Я обернулась, глянула на единственных оставшихся у меня живых.

Вот они стоят, смотрят сквозь наш вечный кухонно-табачный чад. Застыли как на фотоснимке. Кто со сковородкой в руках, кто с банкой американской тушенки, кто с еще не расстеленной скатертью. Вот пусть так и стоят в моей памяти – смешные мои, родные ведьмы и ведуны, ближе которых никогда уже никого у меня не будет. Ни-ко-го.

– Евдокия! – Афоня тряхнул роскошным чубом. – За столом я тебе скажу красиво. А пока слушай как есть. Я тебе, Дусенька, в твой день рождения хочу пожелать счастья. Самого что ни на есть лучшего, первой пробы! Чтобы согрелась. Поняла меня, ма шер?

– Конечно, спасибо! – Улыбка не улыбка, а приличия соблюдены.

Я смотрела на своих – как в душу себе всех впечатывала. У нас ведь войну только трое выдержали – Ленка в эвакуации, Марфа на каком-то московском номерном заводе и Зина в блокадном Ленинграде.
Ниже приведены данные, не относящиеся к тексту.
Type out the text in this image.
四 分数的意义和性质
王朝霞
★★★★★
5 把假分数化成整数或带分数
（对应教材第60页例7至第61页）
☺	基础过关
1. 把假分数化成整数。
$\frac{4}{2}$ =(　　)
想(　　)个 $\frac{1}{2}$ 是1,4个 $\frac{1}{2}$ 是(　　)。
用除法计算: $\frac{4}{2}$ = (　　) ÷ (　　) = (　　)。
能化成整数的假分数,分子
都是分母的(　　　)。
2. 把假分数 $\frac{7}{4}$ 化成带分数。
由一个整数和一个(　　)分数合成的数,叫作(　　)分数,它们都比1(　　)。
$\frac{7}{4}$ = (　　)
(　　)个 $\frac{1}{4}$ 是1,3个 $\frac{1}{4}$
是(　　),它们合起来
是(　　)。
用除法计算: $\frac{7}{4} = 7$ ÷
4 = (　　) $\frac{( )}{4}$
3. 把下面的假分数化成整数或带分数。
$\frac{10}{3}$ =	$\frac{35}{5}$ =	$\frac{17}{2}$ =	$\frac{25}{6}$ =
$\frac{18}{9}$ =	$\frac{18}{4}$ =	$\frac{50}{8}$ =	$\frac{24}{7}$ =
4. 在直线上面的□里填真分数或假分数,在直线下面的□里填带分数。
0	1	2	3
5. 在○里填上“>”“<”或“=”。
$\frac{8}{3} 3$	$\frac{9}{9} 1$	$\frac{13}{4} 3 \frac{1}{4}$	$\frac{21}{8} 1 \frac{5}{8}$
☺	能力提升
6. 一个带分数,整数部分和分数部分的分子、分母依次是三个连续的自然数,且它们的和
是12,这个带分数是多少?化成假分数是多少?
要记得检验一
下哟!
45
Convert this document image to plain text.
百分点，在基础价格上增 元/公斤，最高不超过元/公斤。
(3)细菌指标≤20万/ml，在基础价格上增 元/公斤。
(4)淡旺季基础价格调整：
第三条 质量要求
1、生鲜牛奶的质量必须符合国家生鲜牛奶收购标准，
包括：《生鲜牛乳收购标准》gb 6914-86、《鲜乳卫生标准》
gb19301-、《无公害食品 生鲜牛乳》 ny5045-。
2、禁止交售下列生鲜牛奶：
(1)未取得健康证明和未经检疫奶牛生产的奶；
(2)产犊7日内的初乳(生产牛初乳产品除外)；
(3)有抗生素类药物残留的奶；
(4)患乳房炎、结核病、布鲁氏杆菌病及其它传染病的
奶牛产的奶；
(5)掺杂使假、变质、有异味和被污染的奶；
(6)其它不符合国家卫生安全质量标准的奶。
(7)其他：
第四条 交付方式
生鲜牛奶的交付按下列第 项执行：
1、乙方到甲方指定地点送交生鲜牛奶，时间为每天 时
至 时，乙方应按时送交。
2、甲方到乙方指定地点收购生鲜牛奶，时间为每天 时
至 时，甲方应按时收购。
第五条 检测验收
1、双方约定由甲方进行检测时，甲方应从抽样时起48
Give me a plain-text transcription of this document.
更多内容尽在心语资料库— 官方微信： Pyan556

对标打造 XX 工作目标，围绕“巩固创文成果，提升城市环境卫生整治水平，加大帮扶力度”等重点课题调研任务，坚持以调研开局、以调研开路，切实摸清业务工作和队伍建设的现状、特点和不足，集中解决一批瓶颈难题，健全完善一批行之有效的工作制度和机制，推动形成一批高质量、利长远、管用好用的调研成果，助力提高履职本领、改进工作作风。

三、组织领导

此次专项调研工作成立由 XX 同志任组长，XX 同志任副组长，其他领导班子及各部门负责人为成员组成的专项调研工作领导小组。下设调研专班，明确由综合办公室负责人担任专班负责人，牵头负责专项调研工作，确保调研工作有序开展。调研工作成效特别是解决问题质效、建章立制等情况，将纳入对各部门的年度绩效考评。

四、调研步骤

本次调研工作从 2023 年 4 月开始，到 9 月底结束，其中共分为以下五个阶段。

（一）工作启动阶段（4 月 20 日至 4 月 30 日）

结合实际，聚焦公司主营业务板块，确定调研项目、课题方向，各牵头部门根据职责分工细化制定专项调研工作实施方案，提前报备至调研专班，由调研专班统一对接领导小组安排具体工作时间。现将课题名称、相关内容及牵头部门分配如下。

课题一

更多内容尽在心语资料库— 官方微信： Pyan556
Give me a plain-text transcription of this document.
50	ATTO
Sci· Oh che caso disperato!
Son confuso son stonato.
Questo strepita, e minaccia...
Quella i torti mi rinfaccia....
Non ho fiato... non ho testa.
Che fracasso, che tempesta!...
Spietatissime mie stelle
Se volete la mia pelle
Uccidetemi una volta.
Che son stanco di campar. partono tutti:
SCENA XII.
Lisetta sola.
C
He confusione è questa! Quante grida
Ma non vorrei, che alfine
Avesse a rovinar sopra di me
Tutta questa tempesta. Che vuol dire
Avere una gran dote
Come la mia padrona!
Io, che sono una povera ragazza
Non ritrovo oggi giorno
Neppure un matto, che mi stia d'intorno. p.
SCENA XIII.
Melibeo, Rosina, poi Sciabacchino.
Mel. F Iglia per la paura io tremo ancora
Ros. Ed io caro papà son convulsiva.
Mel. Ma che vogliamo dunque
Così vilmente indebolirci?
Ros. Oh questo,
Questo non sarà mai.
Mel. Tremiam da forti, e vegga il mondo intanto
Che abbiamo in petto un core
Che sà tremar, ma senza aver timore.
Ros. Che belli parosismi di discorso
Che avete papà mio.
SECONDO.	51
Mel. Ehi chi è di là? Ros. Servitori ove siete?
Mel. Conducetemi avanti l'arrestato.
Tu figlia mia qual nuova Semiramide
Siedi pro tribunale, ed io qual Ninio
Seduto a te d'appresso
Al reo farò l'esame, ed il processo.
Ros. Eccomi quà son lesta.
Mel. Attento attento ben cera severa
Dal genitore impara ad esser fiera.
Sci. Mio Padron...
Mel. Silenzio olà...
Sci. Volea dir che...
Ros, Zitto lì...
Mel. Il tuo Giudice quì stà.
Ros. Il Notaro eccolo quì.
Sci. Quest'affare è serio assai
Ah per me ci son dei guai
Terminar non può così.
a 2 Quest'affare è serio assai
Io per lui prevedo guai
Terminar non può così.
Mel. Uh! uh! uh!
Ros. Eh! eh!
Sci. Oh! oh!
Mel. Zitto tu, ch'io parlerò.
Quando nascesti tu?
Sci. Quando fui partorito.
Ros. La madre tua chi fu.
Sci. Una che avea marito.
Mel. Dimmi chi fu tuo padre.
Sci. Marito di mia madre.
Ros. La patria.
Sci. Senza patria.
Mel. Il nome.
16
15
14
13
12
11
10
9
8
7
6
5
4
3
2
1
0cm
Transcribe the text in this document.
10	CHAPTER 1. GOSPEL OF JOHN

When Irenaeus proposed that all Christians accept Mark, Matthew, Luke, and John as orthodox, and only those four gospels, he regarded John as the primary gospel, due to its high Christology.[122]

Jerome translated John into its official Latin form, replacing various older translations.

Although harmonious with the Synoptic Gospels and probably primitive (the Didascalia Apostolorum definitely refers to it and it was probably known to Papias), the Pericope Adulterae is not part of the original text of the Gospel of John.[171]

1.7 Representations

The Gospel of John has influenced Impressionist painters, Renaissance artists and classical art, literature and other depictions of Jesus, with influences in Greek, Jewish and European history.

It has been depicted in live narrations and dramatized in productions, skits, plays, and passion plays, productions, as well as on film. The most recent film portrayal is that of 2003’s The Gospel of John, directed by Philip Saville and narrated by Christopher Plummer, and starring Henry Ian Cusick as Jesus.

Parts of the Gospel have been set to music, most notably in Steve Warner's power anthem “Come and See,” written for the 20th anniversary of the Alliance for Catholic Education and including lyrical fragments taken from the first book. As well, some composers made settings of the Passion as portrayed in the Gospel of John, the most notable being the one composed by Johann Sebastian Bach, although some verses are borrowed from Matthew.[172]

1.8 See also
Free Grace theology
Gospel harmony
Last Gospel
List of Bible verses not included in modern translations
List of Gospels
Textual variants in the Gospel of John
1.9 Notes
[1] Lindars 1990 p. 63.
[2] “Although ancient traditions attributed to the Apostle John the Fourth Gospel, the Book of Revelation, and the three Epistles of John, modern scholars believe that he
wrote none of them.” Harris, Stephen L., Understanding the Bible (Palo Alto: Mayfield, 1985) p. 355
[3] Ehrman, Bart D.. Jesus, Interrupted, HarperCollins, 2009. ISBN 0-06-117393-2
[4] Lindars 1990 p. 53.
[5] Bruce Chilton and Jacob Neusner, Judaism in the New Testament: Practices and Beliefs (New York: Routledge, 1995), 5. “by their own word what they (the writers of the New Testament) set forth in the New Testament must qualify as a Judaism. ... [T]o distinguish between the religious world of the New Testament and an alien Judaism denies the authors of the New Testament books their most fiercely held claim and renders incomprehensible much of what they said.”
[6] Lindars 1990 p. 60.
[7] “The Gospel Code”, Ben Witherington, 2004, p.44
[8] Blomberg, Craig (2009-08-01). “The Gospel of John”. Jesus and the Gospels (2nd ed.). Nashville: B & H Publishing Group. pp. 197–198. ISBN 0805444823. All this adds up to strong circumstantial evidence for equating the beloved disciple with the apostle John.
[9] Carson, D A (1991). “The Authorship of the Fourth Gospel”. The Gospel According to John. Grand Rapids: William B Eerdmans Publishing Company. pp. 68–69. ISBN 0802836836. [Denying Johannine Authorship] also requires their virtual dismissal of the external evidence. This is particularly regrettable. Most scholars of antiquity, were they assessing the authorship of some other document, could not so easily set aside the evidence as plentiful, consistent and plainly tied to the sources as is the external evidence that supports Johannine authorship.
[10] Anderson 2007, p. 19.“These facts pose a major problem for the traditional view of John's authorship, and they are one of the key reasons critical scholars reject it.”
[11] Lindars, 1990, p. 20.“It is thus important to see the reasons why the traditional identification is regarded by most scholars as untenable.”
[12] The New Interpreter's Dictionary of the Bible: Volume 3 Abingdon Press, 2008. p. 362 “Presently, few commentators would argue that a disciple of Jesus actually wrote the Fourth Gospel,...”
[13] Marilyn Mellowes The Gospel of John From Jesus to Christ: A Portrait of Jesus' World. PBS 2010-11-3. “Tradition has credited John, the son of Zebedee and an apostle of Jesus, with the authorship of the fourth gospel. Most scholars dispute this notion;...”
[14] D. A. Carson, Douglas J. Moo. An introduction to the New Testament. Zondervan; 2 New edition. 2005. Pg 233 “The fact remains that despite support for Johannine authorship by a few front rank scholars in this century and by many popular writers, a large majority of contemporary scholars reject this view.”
Остальные – новенькие, как с иголочки. Молодые и красивые, мирной жизни не нюхавшие.

– Мотька, чтоб ты сдох, что ты у кошавки лакаешь?

Дорка Гурвич прижимала к себе растрепанную крылатку. Грозно зыркала на Матвея, который глотнул из блюдца кошавкиной мадеры. У Доры волосы отросли, уже не ежик, золотистые стружки. Будто от Изадоры черная тень отвалилась – память о лагере смерти.

– Дора, сжальтесь! Подлейте бывшему кадету!

Матвей опустился на одно колено и попытался поцеловать Дорке руку. Словно на танец приглашал. Молодой лихой кавалер, улыбка белоснежная, спина прямая – словно не в эту спину в мае сорок четвертого где-то под Севастополем впечатался шальной осколок.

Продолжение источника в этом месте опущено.